The season of top 10 predictions is fully upon us and I could not resist coming up with my own top 10 list.
- Google Will Decide Against Doing Something: After years of saying yes to every problem they seem to encounter and even some non-problems (Google Products, Google Checkout, Google Base), Google will finally refuse to do something. As a wise person said – Don’t Just Do Something, Sit There!
- Steve Ballmer Gets Fired: Bill Gates will go on one of those famous one week sabbaticals and come back with a realization that his college buddy has not been able to defeat Google, kill Apple or even Yahoo! He will then ask Steve to become the Chief Motivation Officer while he hires a young silicon valley executive to run the company.
- Chinese Currency Skyrockets, American Exports to China Boom: After reading Taleb‘s book (Black Swan), the Chinese premier realizes that there policy of keeping the currency artificially low is like picking up pennies in front of a tank (sorry for the metaphor but its Taleb’s not mine). In order to mitigate the risk of a blow up in future, China allows Yuan to float – and it sinks nonetheless (despite the term “float”).
- College Enrollment in Computer Science Shoots Up: Thousands of college kids realize that learning computer science is a much shorter path to success and with better odds than trying to become the next Britney or Angelina Jolie. The trend is even more surprising when the students signing up include more girls than boys.
- Telcos and Banks Offer Transparent Fee Plans (and IRS Follows): After realizing the folly of their ways, mobile phone companies and banks decide that alienating customers is not the best way to win friends and influence people, or make money in the long run. So they decide to provide clear documentation in an easy-to-use format for their rates and fees. IRS takes the hint and also decides to hire ex-Telco and Banking executives to restructure the IRS Code.
- Democracy Returns to Pakistan (and Russian Democracy Thrives): The elections in Pakistan turn out to be exceptionally well conducted. The winners and losers accept the verdict and Musharraf allows the newly elected Prime Minister to actually run the country while he stays the titular head. Meanwhile, Putin continues to let freedom reign as capitalism and democracy thrive. (A note: I wrote this on December 27th and I am leaving it in despite what has unfortunately happened in Pakistan yesterday with Benazir Bhutto being shot dead. Irony sometimes turns into tragedy.)

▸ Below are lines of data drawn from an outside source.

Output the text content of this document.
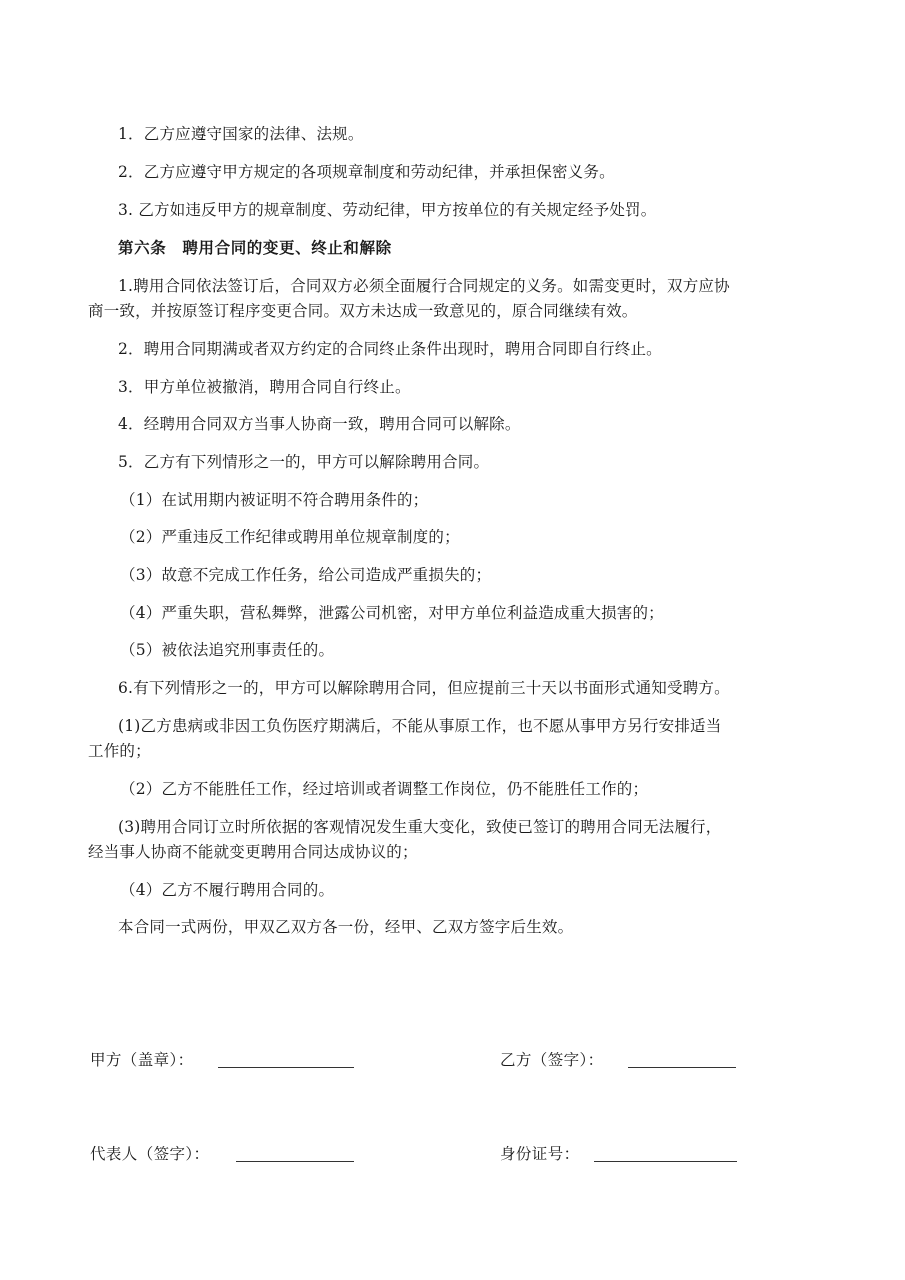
1．乙方应遵守国家的法律、法规。
2．乙方应遵守甲方规定的各项规章制度和劳动纪律，并承担保密义务。
3. 乙方如违反甲方的规章制度、劳动纪律，甲方按单位的有关规定经予处罚。
第六条　聘用合同的变更、终止和解除
1.聘用合同依法签订后，合同双方必须全面履行合同规定的义务。如需变更时，双方应协
商一致，并按原签订程序变更合同。双方未达成一致意见的，原合同继续有效。
2．聘用合同期满或者双方约定的合同终止条件出现时，聘用合同即自行终止。
3．甲方单位被撤消，聘用合同自行终止。
4．经聘用合同双方当事人协商一致，聘用合同可以解除。
5．乙方有下列情形之一的，甲方可以解除聘用合同。
（1）在试用期内被证明不符合聘用条件的；
（2）严重违反工作纪律或聘用单位规章制度的；
（3）故意不完成工作任务，给公司造成严重损失的；
（4）严重失职，营私舞弊，泄露公司机密，对甲方单位利益造成重大损害的；
（5）被依法追究刑事责任的。
6.有下列情形之一的，甲方可以解除聘用合同，但应提前三十天以书面形式通知受聘方。
(1)乙方患病或非因工负伤医疗期满后，不能从事原工作，也不愿从事甲方另行安排适当
工作的；
（2）乙方不能胜任工作，经过培训或者调整工作岗位，仍不能胜任工作的；
(3)聘用合同订立时所依据的客观情况发生重大变化，致使已签订的聘用合同无法履行，
经当事人协商不能就变更聘用合同达成协议的；
（4）乙方不履行聘用合同的。
本合同一式两份，甲双乙双方各一份，经甲、乙双方签字后生效。
甲方（盖章）：	乙方（签字）：
代表人（签字）：	身份证号：
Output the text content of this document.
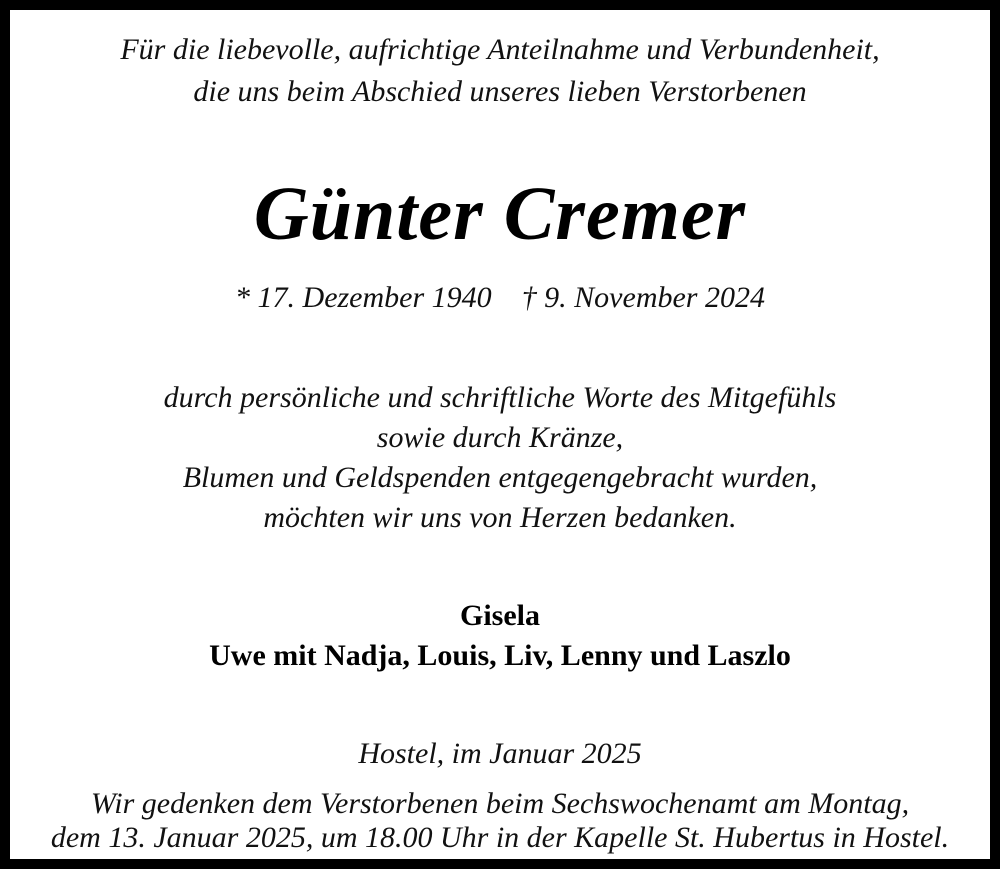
Für die liebevolle, aufrichtige Anteilnahme und Verbundenheit,
die uns beim Abschied unseres lieben Verstorbenen
Günter Cremer
* 17. Dezember 1940 † 9. November 2024
durch persönliche und schriftliche Worte des Mitgefühls
sowie durch Kränze,
Blumen und Geldspenden entgegengebracht wurden,
möchten wir uns von Herzen bedanken.
Gisela
Uwe mit Nadja, Louis, Liv, Lenny und Laszlo
Hostel, im Januar 2025
Wir gedenken dem Verstorbenen beim Sechswochenamt am Montag,
dem 13. Januar 2025, um 18.00 Uhr in der Kapelle St. Hubertus in Hostel.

- Wall Street Firms Re-organize to Curb Excessive Risk-taking: Major banks and other financial institutions realize that the problem with mortgage blow-up was not just because of inflated house prices or lenient lending but there is an underlying more perverse cause – the incentive structure for the players rewards risk-taking (article by Taleb in PDF). The problem is that the bonuses are paid out annually and no matter how much money I loose in one year, my pay out can not be less than zero (I can loose my job in worst case scenario). This means that employees think in one year cycles (or few year cycles) while the investors (especially the naive retirement account holders) are in it for the long-term. Once identified, the problem is addressed with fees and bonuses that are held in escrow over a period of 10 to 15 years. The escrowed funds are invested in the very same investment vehicles!

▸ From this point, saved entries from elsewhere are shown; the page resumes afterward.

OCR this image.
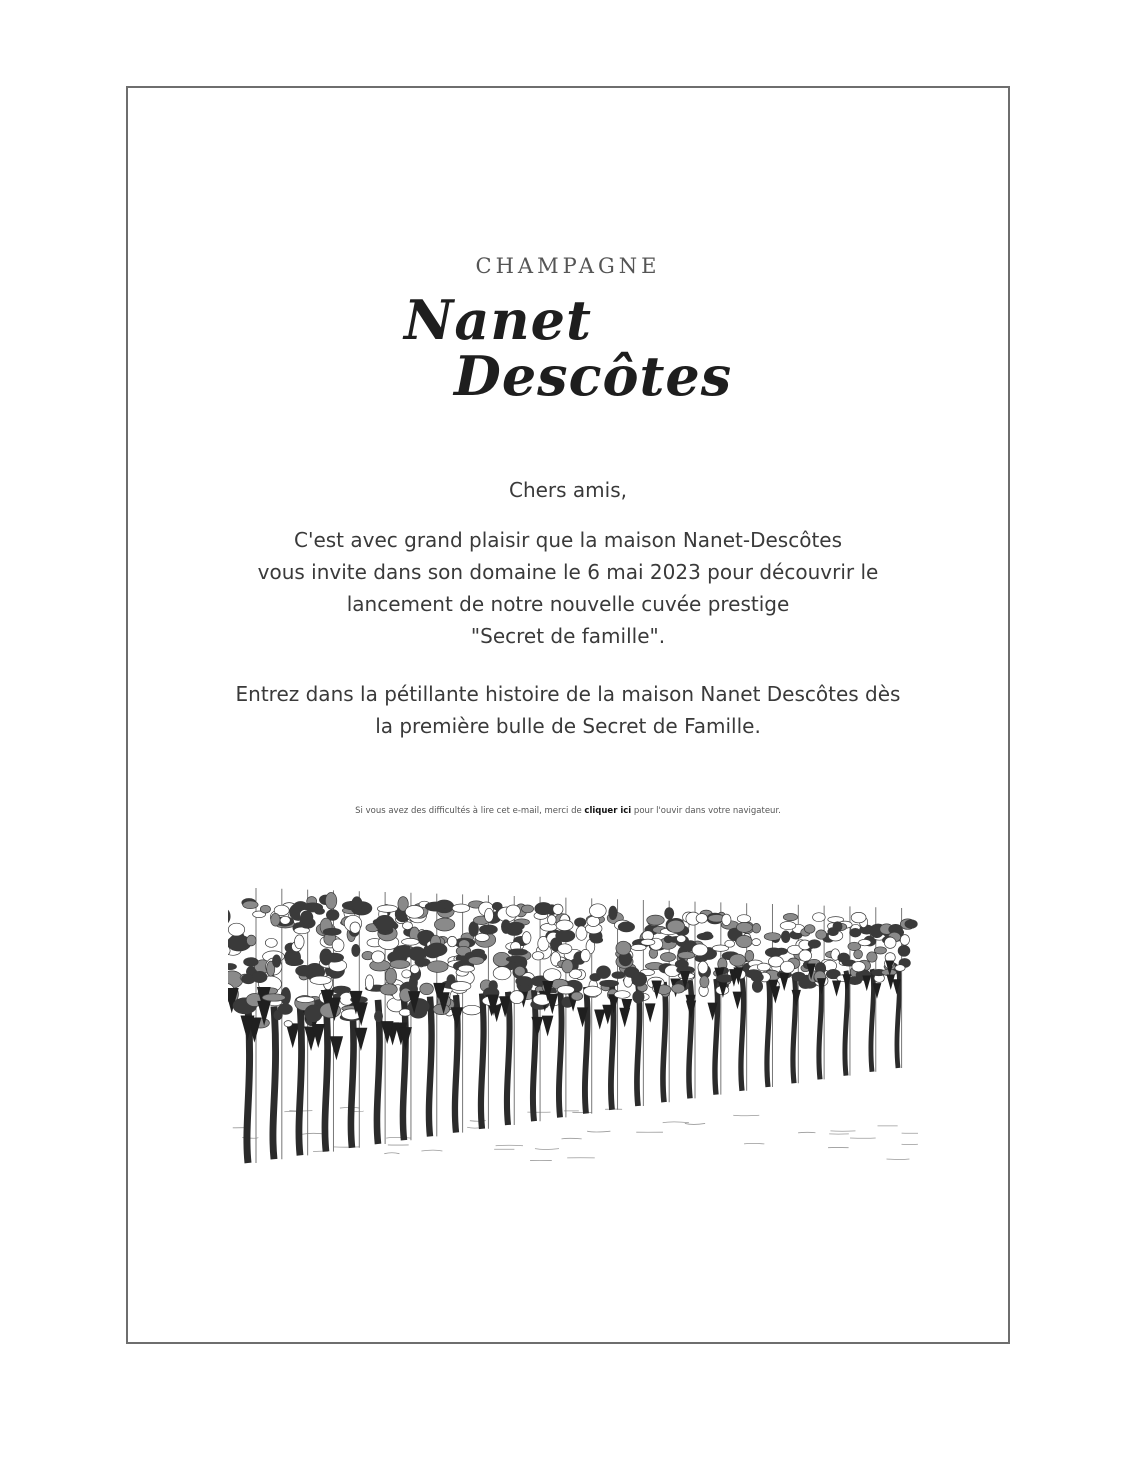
CHAMPAGNE
Nanet
Descôtes

Chers amis,

C'est avec grand plaisir que la maison Nanet-Descôtes

vous invite dans son domaine le 6 mai 2023 pour découvrir le

lancement de notre nouvelle cuvée prestige

"Secret de famille".

Entrez dans la pétillante histoire de la maison Nanet Descôtes dès

la première bulle de Secret de Famille.

Si vous avez des difficultés à lire cet e-mail, merci de cliquer ici pour l'ouvir dans votre navigateur.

- No New Platforms in 2008: Technology companies realize that there are enough platforms in every conceivable market and niche from mobile computing to social networking. So, venture capitalists stop funding any startup that aims to be a platform for anything. All new ventures (whether funded by VCs or not) aim to solve real problems. After all someone needs to build apps on top of the dozens of platforms out there.
- Three New Text-based Communication Formats: After the success of blogging, twittering, instant messaging, Facebook Wall, Orkut Scraps venture capitalists continue to fund new formats for communicating in text. As a result, 3 new formats will become popular with variations on the length of allowed messages, where you have to go to fetch these messages and how often they interrupt your life. At least one of the 3 formats, will become so pervasive and frequent that Twitter will seem so last generation and slow. Psychiatrists will come up with a new term (Polytextphilia) to describe this new form of online addiction and will offer treatment using latest Web2.0 technologies. Patients can subscribe to online newsletters, sign up to receive RSS feeds of de-addiction reminders, become Twitter friends of the psychiatrist, join Google Groups to get support and blog about their experience. (I have to stop, irony police called).
- None of My Top 9 Predictions Come True: This is my insurance. If this prediction is true, I got one right. If I get this wrong, at least one other came true. Either way, I get to write a post in 2008 claiming that I predicted the future accurately. And if I have learned one thing in 2007, it is how to look at risk. Thank you, Taleb.
What do you think about these predictions? And what do you think about the idea of making annual predictions?